Zukunftstechnik Künstliche Intelligenz verdient ihren Namen noch nicht

Die Fähigkeiten von Maschinen werden immer ausgefeilter. Experten betonen jedoch, dass Roboter niemals intelligenter sein werden als Menschen, weil ihnen zum Beispiel Gefühle fehlen.

Intelligenz gilt als typisch menschliche Eigenschaft. Wenn auch Maschinen intelligent werden, ihnen "künstliche Intelligenz" (KI) eingepflanzt wird, so weckt das Ängste. Werden Maschinen den Menschen überflügeln können? Und wird nach der künstlichen Intelligenz "künstliches Leben" entstehen, das den Menschen von seinem angestammten Platz auf der Erde verdrängt?
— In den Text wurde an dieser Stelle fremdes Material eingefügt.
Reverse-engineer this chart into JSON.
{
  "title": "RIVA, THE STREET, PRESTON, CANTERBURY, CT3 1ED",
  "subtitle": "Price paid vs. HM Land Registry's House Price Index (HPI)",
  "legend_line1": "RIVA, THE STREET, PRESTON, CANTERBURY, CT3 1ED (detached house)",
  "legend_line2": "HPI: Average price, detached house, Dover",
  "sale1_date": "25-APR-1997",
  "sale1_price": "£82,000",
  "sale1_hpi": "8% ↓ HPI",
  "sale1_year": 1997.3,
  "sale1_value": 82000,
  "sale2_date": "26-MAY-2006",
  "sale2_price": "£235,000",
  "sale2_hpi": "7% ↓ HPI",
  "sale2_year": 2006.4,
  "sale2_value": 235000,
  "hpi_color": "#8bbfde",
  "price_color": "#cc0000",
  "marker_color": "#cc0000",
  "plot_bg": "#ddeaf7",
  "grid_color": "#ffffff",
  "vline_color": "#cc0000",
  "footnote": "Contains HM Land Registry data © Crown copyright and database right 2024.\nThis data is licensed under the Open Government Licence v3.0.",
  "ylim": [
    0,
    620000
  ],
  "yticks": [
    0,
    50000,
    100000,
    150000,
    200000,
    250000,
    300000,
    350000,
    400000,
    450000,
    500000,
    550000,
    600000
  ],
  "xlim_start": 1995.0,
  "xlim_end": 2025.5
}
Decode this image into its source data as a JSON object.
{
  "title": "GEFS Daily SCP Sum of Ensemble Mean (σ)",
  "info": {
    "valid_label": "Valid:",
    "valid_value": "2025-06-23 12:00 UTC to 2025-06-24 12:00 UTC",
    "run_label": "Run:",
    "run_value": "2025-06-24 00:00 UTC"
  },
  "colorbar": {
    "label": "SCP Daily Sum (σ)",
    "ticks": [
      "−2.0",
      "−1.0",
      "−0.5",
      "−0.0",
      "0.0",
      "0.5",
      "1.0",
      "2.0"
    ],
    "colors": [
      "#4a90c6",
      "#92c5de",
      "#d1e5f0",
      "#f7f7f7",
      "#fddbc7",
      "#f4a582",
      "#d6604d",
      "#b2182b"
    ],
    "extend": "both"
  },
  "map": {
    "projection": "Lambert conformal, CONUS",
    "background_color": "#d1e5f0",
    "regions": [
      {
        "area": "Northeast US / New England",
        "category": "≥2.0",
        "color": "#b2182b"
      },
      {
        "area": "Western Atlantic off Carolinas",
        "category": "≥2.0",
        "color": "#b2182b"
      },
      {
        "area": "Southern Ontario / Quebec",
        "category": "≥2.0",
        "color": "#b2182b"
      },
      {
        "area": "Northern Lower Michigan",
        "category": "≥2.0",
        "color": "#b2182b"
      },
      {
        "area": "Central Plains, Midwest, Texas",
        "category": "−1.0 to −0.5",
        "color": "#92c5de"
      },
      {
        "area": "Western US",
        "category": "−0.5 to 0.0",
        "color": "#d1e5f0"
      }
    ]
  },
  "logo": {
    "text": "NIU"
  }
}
Nahrung erhielten solche Utopien durch die Niederlage von Schachweltmeister Garry Kasparow 1997 gegen die Schachmaschine Deep Blue. Schach, bis dahin Sinnbild unantastbarer Überlegenheit menschlicher Geisteskräfte, war plötzlich eine Domäne der Computer geworden. Anfang 2003 nahm Kasparow in New York Revanche am Computer. Die verlorene Ehre konnte nicht gänzlich wieder hergestellt werden, die Partie endete 3 zu 3 unentschieden.

Computer werden schneller, aber nicht intelligenter

Wo wird der Mensch als nächstes entthront? Die Zahl der auf einem Chip befindlichen Transistoren verdoppelt sich alle zwei Jahre. "Bis zum Jahr 2020 oder 2030 werden Computer bei der Zahl der Transistoren mit der Neuronenzahl im menschlichen Gehirn gleichgezogen sein", prophezeit Kurt Beiersdörfer, Geschäftsführer des Heinz-Nixdorf- Museumsforums (Paderborn). "Computer werden schneller, nicht unbedingt intelligenter", beruhigt er aber.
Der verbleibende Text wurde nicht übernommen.